A Statistical Analysis Plan (SAP) is one of the key Regulatory documents which comprise of detailed Statistical Methods and techniques used for data analysis. It serves to inform readers about clinical Study Design, the execution of Statistical methods/techniques, Data analysis and Reporting. But do we think that-Are Statistical Analysis Plan always comprehensive enough to proceed with the Data Analysis? As a Statistician do we write SAP keeping in mind all the statistical methods in depth that best correspond to the research hypothesis? This paper will discuss study statistician's responsibilities for preparation of SAP in which he should describe detailed procedures for executing the statistical analysis of the primary and secondary variables which is required in conveying statistical results obtained from stated statistical methods used.
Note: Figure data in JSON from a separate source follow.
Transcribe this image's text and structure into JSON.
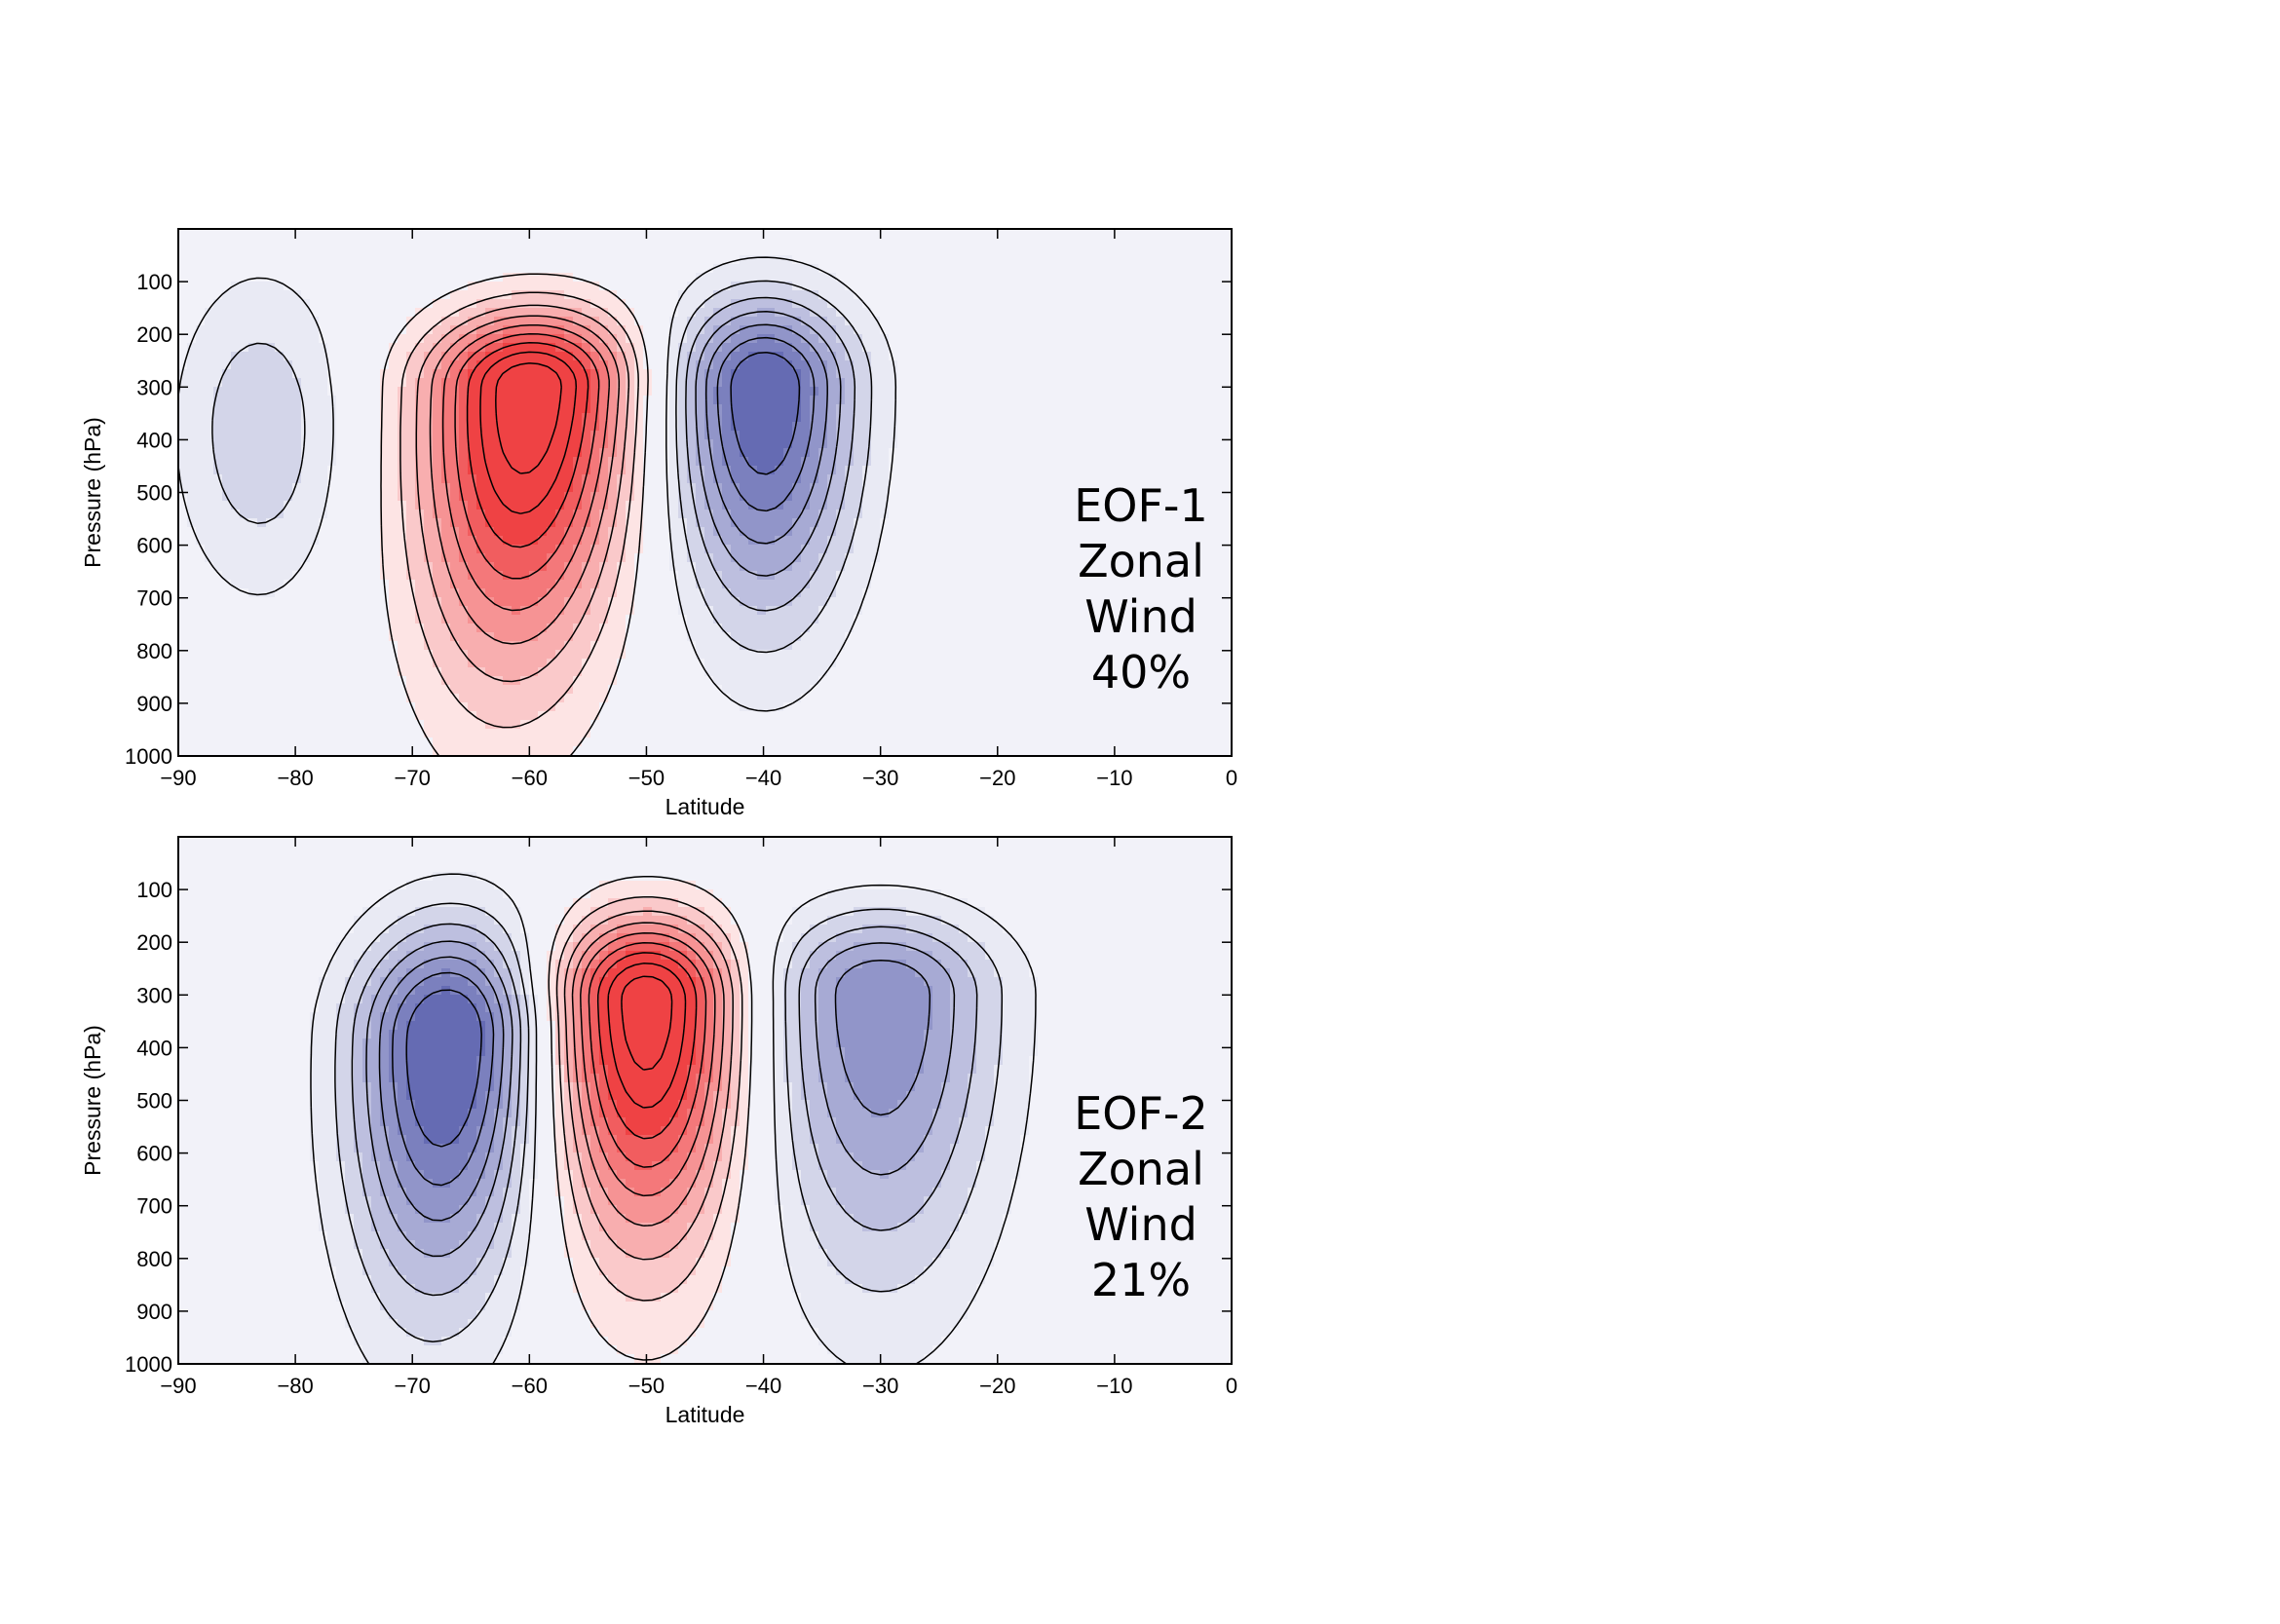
{
  "chart_data": [
    {
      "type": "contour",
      "annotation": [
        "EOF-1",
        "Zonal",
        "Wind",
        "40%"
      ],
      "xlabel": "Latitude",
      "ylabel": "Pressure (hPa)",
      "xlim": [
        -90,
        0
      ],
      "ylim": [
        0,
        1000
      ],
      "y_inverted": true,
      "xticks": [
        -90,
        -80,
        -70,
        -60,
        -50,
        -40,
        -30,
        -20,
        -10,
        0
      ],
      "yticks": [
        100,
        200,
        300,
        400,
        500,
        600,
        700,
        800,
        900,
        1000
      ],
      "x_tick_labels": [
        "−90",
        "−80",
        "−70",
        "−60",
        "−50",
        "−40",
        "−30",
        "−20",
        "−10",
        "0"
      ],
      "y_tick_labels": [
        "100",
        "200",
        "300",
        "400",
        "500",
        "600",
        "700",
        "800",
        "900",
        "1000"
      ],
      "positive_color": "#ee3537",
      "negative_color": "#5a60ae",
      "shaded_extrema": [
        {
          "sign": "positive",
          "lat": -60,
          "pressure": 300
        },
        {
          "sign": "negative",
          "lat": -40,
          "pressure": 300
        },
        {
          "sign": "negative",
          "lat": -83,
          "pressure": 380
        }
      ],
      "fill_lobes": [
        {
          "lat": -60,
          "p": 300,
          "amp": 1.0,
          "sx": 6.2,
          "p_top": 0,
          "sp_up": 100,
          "sp_down": 360,
          "tilt": -0.003
        },
        {
          "lat": -40,
          "p": 300,
          "amp": -0.82,
          "sx": 5.5,
          "p_top": 40,
          "sp_up": 120,
          "sp_down": 300,
          "tilt": 0.0
        },
        {
          "lat": -83,
          "p": 380,
          "amp": -0.28,
          "sx": 5.0,
          "p_top": 0,
          "sp_up": 200,
          "sp_down": 220,
          "tilt": 0.0
        }
      ],
      "zonal_wind_jet": {
        "lat": -50,
        "pressure": 320,
        "amp": 1.0,
        "sx": 9.5,
        "p_top": 0,
        "sp_up": 160,
        "sp_down": 560,
        "tilt": -0.01
      },
      "subtropical_jet": {
        "lat": -30,
        "pressure": 180,
        "amp": 0.75,
        "sx": 7.5,
        "p_top": 0,
        "sp_up": 70,
        "sp_down": 380,
        "tilt": 0.0
      }
    },
    {
      "type": "contour",
      "annotation": [
        "EOF-2",
        "Zonal",
        "Wind",
        "21%"
      ],
      "xlabel": "Latitude",
      "ylabel": "Pressure (hPa)",
      "xlim": [
        -90,
        0
      ],
      "ylim": [
        0,
        1000
      ],
      "y_inverted": true,
      "xticks": [
        -90,
        -80,
        -70,
        -60,
        -50,
        -40,
        -30,
        -20,
        -10,
        0
      ],
      "yticks": [
        100,
        200,
        300,
        400,
        500,
        600,
        700,
        800,
        900,
        1000
      ],
      "x_tick_labels": [
        "−90",
        "−80",
        "−70",
        "−60",
        "−50",
        "−40",
        "−30",
        "−20",
        "−10",
        "0"
      ],
      "y_tick_labels": [
        "100",
        "200",
        "300",
        "400",
        "500",
        "600",
        "700",
        "800",
        "900",
        "1000"
      ],
      "positive_color": "#ee3537",
      "negative_color": "#5a60ae",
      "shaded_extrema": [
        {
          "sign": "positive",
          "lat": -50,
          "pressure": 310
        },
        {
          "sign": "negative",
          "lat": -67,
          "pressure": 380
        },
        {
          "sign": "negative",
          "lat": -30,
          "pressure": 300
        }
      ],
      "fill_lobes": [
        {
          "lat": -50,
          "p": 310,
          "amp": 1.0,
          "sx": 5.6,
          "p_top": 0,
          "sp_up": 110,
          "sp_down": 320,
          "tilt": 0.0
        },
        {
          "lat": -67,
          "p": 380,
          "amp": -0.85,
          "sx": 5.6,
          "p_top": 0,
          "sp_up": 150,
          "sp_down": 340,
          "tilt": -0.002
        },
        {
          "lat": -30,
          "p": 300,
          "amp": -0.6,
          "sx": 7.0,
          "p_top": 40,
          "sp_up": 110,
          "sp_down": 380,
          "tilt": 0.0
        }
      ],
      "zonal_wind_jet": {
        "lat": -50,
        "pressure": 320,
        "amp": 1.0,
        "sx": 9.5,
        "p_top": 0,
        "sp_up": 160,
        "sp_down": 560,
        "tilt": -0.01
      },
      "subtropical_jet": {
        "lat": -30,
        "pressure": 180,
        "amp": 0.75,
        "sx": 7.5,
        "p_top": 0,
        "sp_up": 70,
        "sp_down": 380,
        "tilt": 0.0
      }
    }
  ]
}
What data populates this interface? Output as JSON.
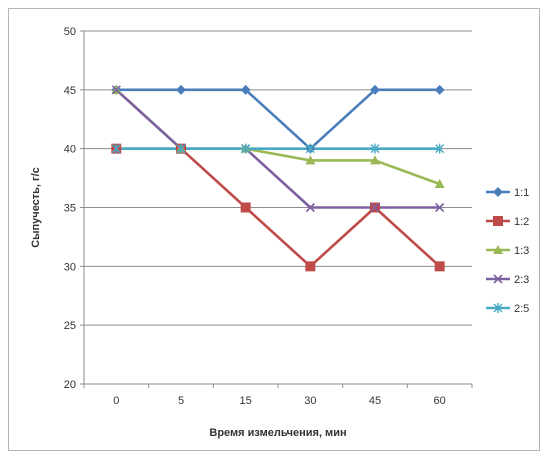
{
  "chart_data": {
    "type": "line",
    "title": "",
    "xlabel": "Время измельчения, мин",
    "ylabel": "Сыпучесть, г/с",
    "categories": [
      "0",
      "5",
      "15",
      "30",
      "45",
      "60"
    ],
    "ylim": [
      20,
      50
    ],
    "ystep": 5,
    "yticks": [
      "20",
      "25",
      "30",
      "35",
      "40",
      "45",
      "50"
    ],
    "grid": "horizontal",
    "legend_position": "right",
    "series": [
      {
        "name": "1:1",
        "values": [
          45,
          45,
          45,
          40,
          45,
          45
        ],
        "color": "#4a7ebb",
        "marker": "diamond"
      },
      {
        "name": "1:2",
        "values": [
          40,
          40,
          35,
          30,
          35,
          30
        ],
        "color": "#be4b48",
        "marker": "square"
      },
      {
        "name": "1:3",
        "values": [
          45,
          40,
          40,
          39,
          39,
          37
        ],
        "color": "#98b954",
        "marker": "triangle"
      },
      {
        "name": "2:3",
        "values": [
          45,
          40,
          40,
          35,
          35,
          35
        ],
        "color": "#7d60a0",
        "marker": "x"
      },
      {
        "name": "2:5",
        "values": [
          40,
          40,
          40,
          40,
          40,
          40
        ],
        "color": "#46aac5",
        "marker": "star"
      }
    ]
  }
}
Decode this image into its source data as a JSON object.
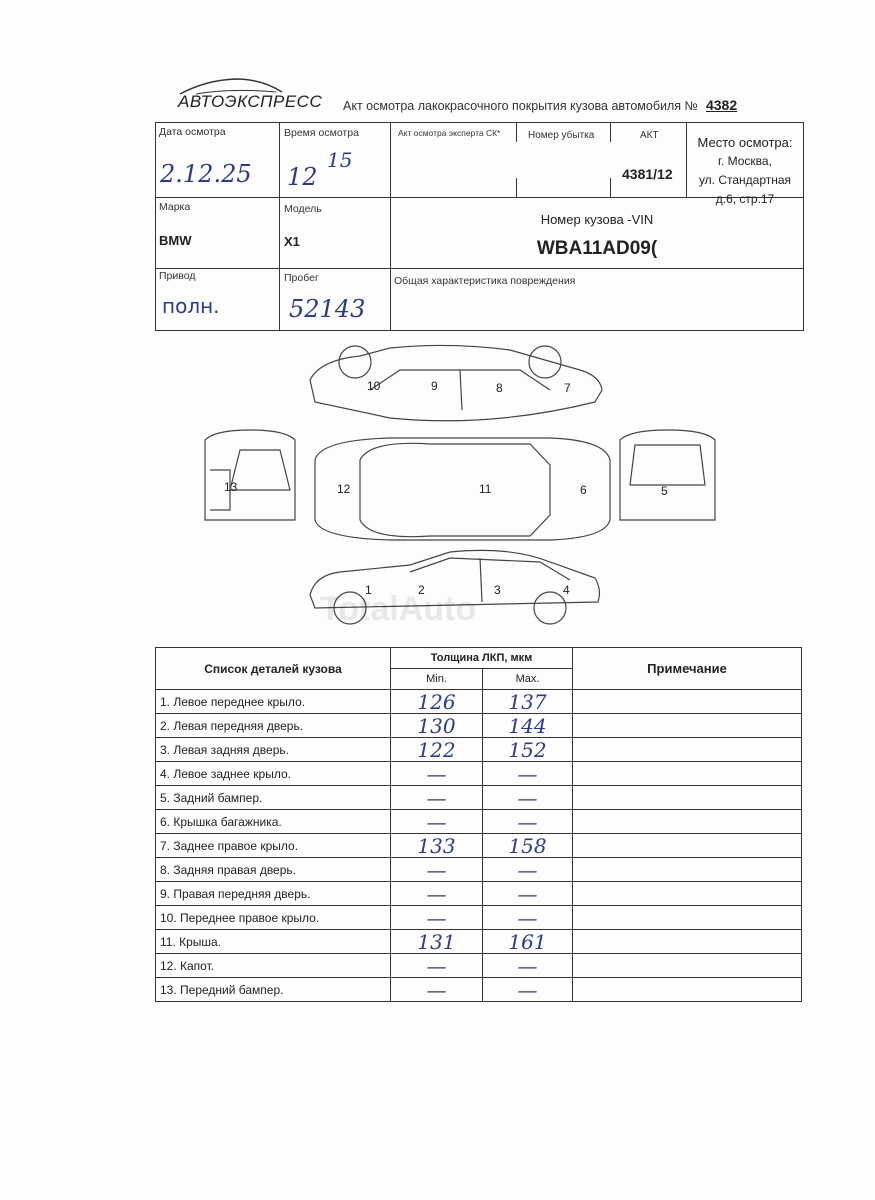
{
  "header": {
    "logo": "АВТОЭКСПРЕСС",
    "title": "Акт осмотра лакокрасочного покрытия кузова автомобиля",
    "number_sign": "№",
    "number": "4382"
  },
  "info": {
    "date_label": "Дата осмотра",
    "date_value": "2.12.25",
    "time_label": "Время осмотра",
    "time_hours": "12",
    "time_minutes": "15",
    "expert_act_label": "Акт осмотра эксперта СК*",
    "loss_number_label": "Номер убытка",
    "act_label": "АКТ",
    "act_value": "4381/12",
    "place_label": "Место осмотра:",
    "place_lines": [
      "г. Москва,",
      "ул. Стандартная",
      "д.6, стр.17"
    ],
    "brand_label": "Марка",
    "brand_value": "BMW",
    "model_label": "Модель",
    "model_value": "X1",
    "vin_label": "Номер кузова -VIN",
    "vin_value": "WBA11AD09(",
    "drive_label": "Привод",
    "drive_value": "полн.",
    "mileage_label": "Пробег",
    "mileage_value": "52143",
    "damage_label": "Общая характеристика повреждения"
  },
  "diagram": {
    "labels": [
      "1",
      "2",
      "3",
      "4",
      "5",
      "6",
      "7",
      "8",
      "9",
      "10",
      "11",
      "12",
      "13"
    ]
  },
  "watermark": "TotalAuto",
  "parts_table": {
    "col_parts": "Список деталей кузова",
    "col_thickness": "Толщина ЛКП, мкм",
    "col_min": "Min.",
    "col_max": "Max.",
    "col_note": "Примечание",
    "rows": [
      {
        "part": "1. Левое переднее крыло.",
        "min": "126",
        "max": "137"
      },
      {
        "part": "2. Левая передняя дверь.",
        "min": "130",
        "max": "144"
      },
      {
        "part": "3. Левая задняя дверь.",
        "min": "122",
        "max": "152"
      },
      {
        "part": "4. Левое заднее крыло.",
        "min": "—",
        "max": "—"
      },
      {
        "part": "5. Задний бампер.",
        "min": "—",
        "max": "—"
      },
      {
        "part": "6. Крышка багажника.",
        "min": "—",
        "max": "—"
      },
      {
        "part": "7. Заднее правое крыло.",
        "min": "133",
        "max": "158"
      },
      {
        "part": "8. Задняя правая дверь.",
        "min": "—",
        "max": "—"
      },
      {
        "part": "9. Правая передняя дверь.",
        "min": "—",
        "max": "—"
      },
      {
        "part": "10. Переднее правое крыло.",
        "min": "—",
        "max": "—"
      },
      {
        "part": "11. Крыша.",
        "min": "131",
        "max": "161"
      },
      {
        "part": "12. Капот.",
        "min": "—",
        "max": "—"
      },
      {
        "part": "13. Передний бампер.",
        "min": "—",
        "max": "—"
      }
    ]
  }
}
The Application of Tolerance Interval in Defining Drug Response for Biomarker
Jing Pan

This paper intends to introduce the tolerance intervals and how the tolerance limit can be generated using the CAPABILITY Procedure. Also it uses an example to describe how tolerance intervals can be applied to define a drug response by calculating a specific cutpoint for a certain biomarker.

Use of SAS® for Risk-Based Monitoring of Survival Endpoints and Adverse Event Data in Clinical Trials
Zhizhuo Zhang, The Chinese University of Hong Kong
Sichan Tang, The Chinese University of Hong Kong
Ka Chun Chong, Shenzhen Research Institute, The Chinese University of Hong Kong
Chung Ying Zee, The Chinese University of Hong Kong

Risk-based monitoring (RBM) could greatly reduce the cost of a clinical trial while protecting safety of a patient and quality of data. Primary endpoints and protocol-required safety measurements are usually identified as critical data for risk assessments. In this paper, we present how to use the basic tools of SAS to detect potential errors for survivals and adverse events data among different sites during centralizing monitoring. The types of errors are generally recognized as more important than others as they could profoundly affect study results and patient safety. This demonstration of RBM could thus enhance the overall efficiency for monitoring activities.